— Мистер Ди Пьеро… Прошу вас… — сказала она.
А он в самом деле человек другой нации, из другой части света. Не американец. Она вдруг отчетливо это увидела. И рассмеялась.
— Я ведь не хотела… я не… — смеясь, сказала она.
Он сжал ей шею под мокрыми волосами. Держа ее на расстоянии вытянутой руки, не приближаясь к ней. Она испугалась, что сейчас закричит. И тогда все сбегутся. Все узнают.
И тут, дыша уже не так ровно, он быстро провел обеими руками по ней — по ее плечам, груди, животу, бедрам, ногам. Без гнева, без небрежной спешки. Никаких эмоций она в нем не почувствовала. Вот так же он мог бы гладить животное — не для того чтобы приласкать, а просто чтобы удержать на месте, утвердить свою власть над ним.
А она, как вспомнит потом, была в таком ужасе, что и не пыталась вырываться.
Теперь он сжал ее сильно. Плечо, грудь. Сильно. Точно хотел выкрутить, уничтожить. И было очень больно. Очень больно. Но она не закричала. Она вся съежилась, глядя вверх на него. Что было в его лице — ярость, удовлетворение? Узнавание?
Ничего.
Чуть учащенное дыхание. Сузившиеся глаза.
И вдруг все кончилось: он отпустил ее и ушел.
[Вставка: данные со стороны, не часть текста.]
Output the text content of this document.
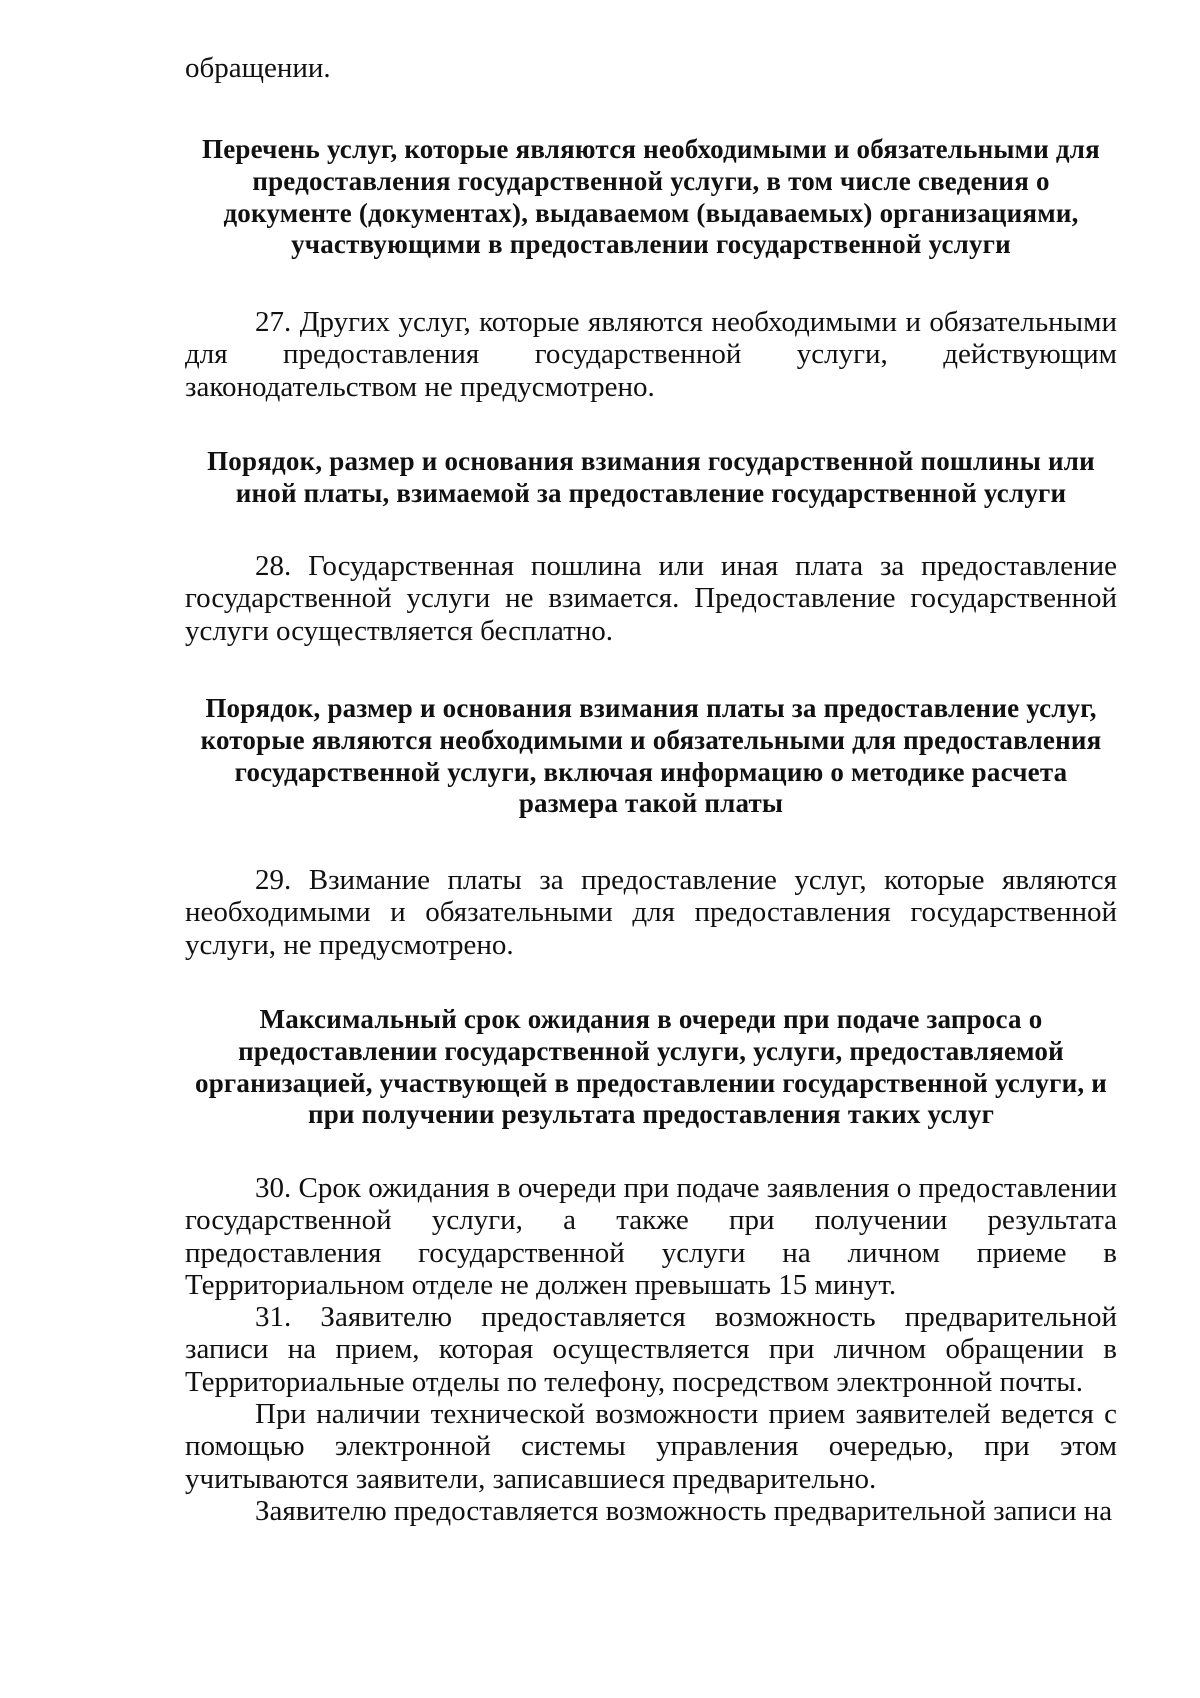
обращении.
Перечень услуг, которые являются необходимыми и обязательными для предоставления государственной услуги, в том числе сведения о документе (документах), выдаваемом (выдаваемых) организациями, участвующими в предоставлении государственной услуги

27. Других услуг, которые являются необходимыми и обязательными для предоставления государственной услуги, действующим законодательством не предусмотрено.

Порядок, размер и основания взимания государственной пошлины или иной платы, взимаемой за предоставление государственной услуги

28. Государственная пошлина или иная плата за предоставление государственной услуги не взимается. Предоставление государственной услуги осуществляется бесплатно.

Порядок, размер и основания взимания платы за предоставление услуг, которые являются необходимыми и обязательными для предоставления государственной услуги, включая информацию о методике расчета размера такой платы

29. Взимание платы за предоставление услуг, которые являются необходимыми и обязательными для предоставления государственной услуги, не предусмотрено.

Максимальный срок ожидания в очереди при подаче запроса о предоставлении государственной услуги, услуги, предоставляемой организацией, участвующей в предоставлении государственной услуги, и при получении результата предоставления таких услуг

30. Срок ожидания в очереди при подаче заявления о предоставлении государственной услуги, а также при получении результата предоставления государственной услуги на личном приеме в Территориальном отделе не должен превышать 15 минут.

31. Заявителю предоставляется возможность предварительной записи на прием, которая осуществляется при личном обращении в Территориальные отделы по телефону, посредством электронной почты.

При наличии технической возможности прием заявителей ведется с помощью электронной системы управления очередью, при этом учитываются заявители, записавшиеся предварительно.

Заявителю предоставляется возможность предварительной записи на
Потом, в последующие дни, Кирстен могла бы подумать, что ничего и не было — если бы не синяки.
Она подумала бы: нет, это глупо, не в его это стиле — гак себя вести, ведь вокруг были люди. И со мной.
Если бы не синяки. Которые были самые настоящие. Багровые пятна, жуткие желтые подтеки. Это ее кожа? Ей больно? Как же он это сделал? И притом молча!..
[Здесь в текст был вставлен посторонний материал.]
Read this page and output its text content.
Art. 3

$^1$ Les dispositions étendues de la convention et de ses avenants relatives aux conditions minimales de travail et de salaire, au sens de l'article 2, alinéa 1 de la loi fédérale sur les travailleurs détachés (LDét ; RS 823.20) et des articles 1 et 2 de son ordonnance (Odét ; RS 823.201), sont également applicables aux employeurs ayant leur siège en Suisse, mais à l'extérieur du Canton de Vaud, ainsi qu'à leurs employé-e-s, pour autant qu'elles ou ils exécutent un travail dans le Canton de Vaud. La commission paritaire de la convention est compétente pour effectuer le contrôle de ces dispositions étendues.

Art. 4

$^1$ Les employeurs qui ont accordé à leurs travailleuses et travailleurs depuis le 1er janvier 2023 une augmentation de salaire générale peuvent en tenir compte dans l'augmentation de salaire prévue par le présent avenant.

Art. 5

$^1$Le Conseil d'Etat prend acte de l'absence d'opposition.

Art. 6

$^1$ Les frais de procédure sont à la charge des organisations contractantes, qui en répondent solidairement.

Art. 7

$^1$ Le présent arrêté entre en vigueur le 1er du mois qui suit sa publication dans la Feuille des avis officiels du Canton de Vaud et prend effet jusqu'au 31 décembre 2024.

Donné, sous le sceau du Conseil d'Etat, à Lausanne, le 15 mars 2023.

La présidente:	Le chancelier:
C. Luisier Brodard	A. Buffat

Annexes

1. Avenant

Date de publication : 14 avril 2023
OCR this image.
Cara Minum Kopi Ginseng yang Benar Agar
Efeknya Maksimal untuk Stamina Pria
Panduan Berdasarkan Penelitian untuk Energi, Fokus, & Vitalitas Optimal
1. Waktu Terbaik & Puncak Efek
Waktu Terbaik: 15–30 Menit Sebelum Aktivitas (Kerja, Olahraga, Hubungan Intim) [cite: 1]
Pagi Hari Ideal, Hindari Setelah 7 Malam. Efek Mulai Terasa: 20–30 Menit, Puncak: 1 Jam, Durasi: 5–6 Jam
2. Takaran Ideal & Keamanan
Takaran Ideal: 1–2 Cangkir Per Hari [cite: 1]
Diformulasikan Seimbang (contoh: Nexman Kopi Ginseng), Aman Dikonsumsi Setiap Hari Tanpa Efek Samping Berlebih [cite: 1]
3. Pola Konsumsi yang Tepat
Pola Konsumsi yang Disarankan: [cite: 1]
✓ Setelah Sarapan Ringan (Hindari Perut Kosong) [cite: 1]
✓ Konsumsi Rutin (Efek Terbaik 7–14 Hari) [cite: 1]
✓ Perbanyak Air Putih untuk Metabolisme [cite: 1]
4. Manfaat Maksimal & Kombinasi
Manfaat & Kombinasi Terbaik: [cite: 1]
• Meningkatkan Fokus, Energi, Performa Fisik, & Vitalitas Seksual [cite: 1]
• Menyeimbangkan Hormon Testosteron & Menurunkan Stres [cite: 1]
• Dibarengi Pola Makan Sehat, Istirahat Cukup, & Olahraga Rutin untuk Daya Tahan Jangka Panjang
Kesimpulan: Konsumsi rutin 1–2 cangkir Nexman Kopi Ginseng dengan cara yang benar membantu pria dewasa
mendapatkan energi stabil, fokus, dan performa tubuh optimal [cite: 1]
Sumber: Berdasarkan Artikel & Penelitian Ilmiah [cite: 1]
Она, естественно, держалась, подальше от бассейна. Если Изабелла спросит, в чем дело, она решила сказать, что ей надоело плавать. Но Изабелла ничего не заметила, Изабелла не спросила.
Ни Мори, ни Оуэна дома не было. Мори с несколькими помощниками улетел в Мехико для беседы со свидетелями по делу, затеянному правительством против одной американской корпорации. (Подробности работы Комиссии держались в тайне, но чем она вообще занимается, было широко известно. «В Мехико? — спросила Кирстен. — А кто там? Это не опасно для отца?») Оуэн же вторую половину июня гостил у приятеля из Эксетера. (Семья мальчика владела в Кентукки большим ранчо, где разводили лошадей. По тому, как певуче произносила Изабелла их фамилию — Тидуелл, — Кирстен поняла, что они и богаты, и вполне респектабельны.)
А Нелли если и задавалась вопросом, почему Кирстен не купается в бассейне — если Нелли вообще заметила синяк-другой на руке Кирстен, — у нее хватило благоразумия молчать.
Надежно заперев дверь спальни, Кирстен как зачарованная рассматривала себя в зеркале.
Синяки, вздутия. Расплывающаяся радуга. Словно мякоть плода, раздавленного о ее плоть.
Особенно впечатляюще выглядел синяк на левом плече. Синяки — это что-то вроде карт, нечетко прочерченных кровью под кожей, — синие, и багровые, и некрасивые желто-оранжевые? Кирстен раздумывала, размышляла, медленно втягивая в себя воздух. Чудно, как приходилось выгибать шею, чтобы увидеть треугольный синяк на лопатке, созерцанием которого она особенно упивалась.
Часами, днями. Постепенно синяки исчезли.
Ди Пьеро отпустил ее и зашагал прочь без единого слова. Подошел к одной из кабинок и закрыл за собой решетчатую дверь.
Кирстен, тяжело дыша, схватила номер «Ньюсуик» и выбежала из раздевалки. Она так долго отсутствовала… Изабелла могла потерять терпение… наверное, уже собиралась пойти за ней.
Но дамы едва ли заметили-fee появление.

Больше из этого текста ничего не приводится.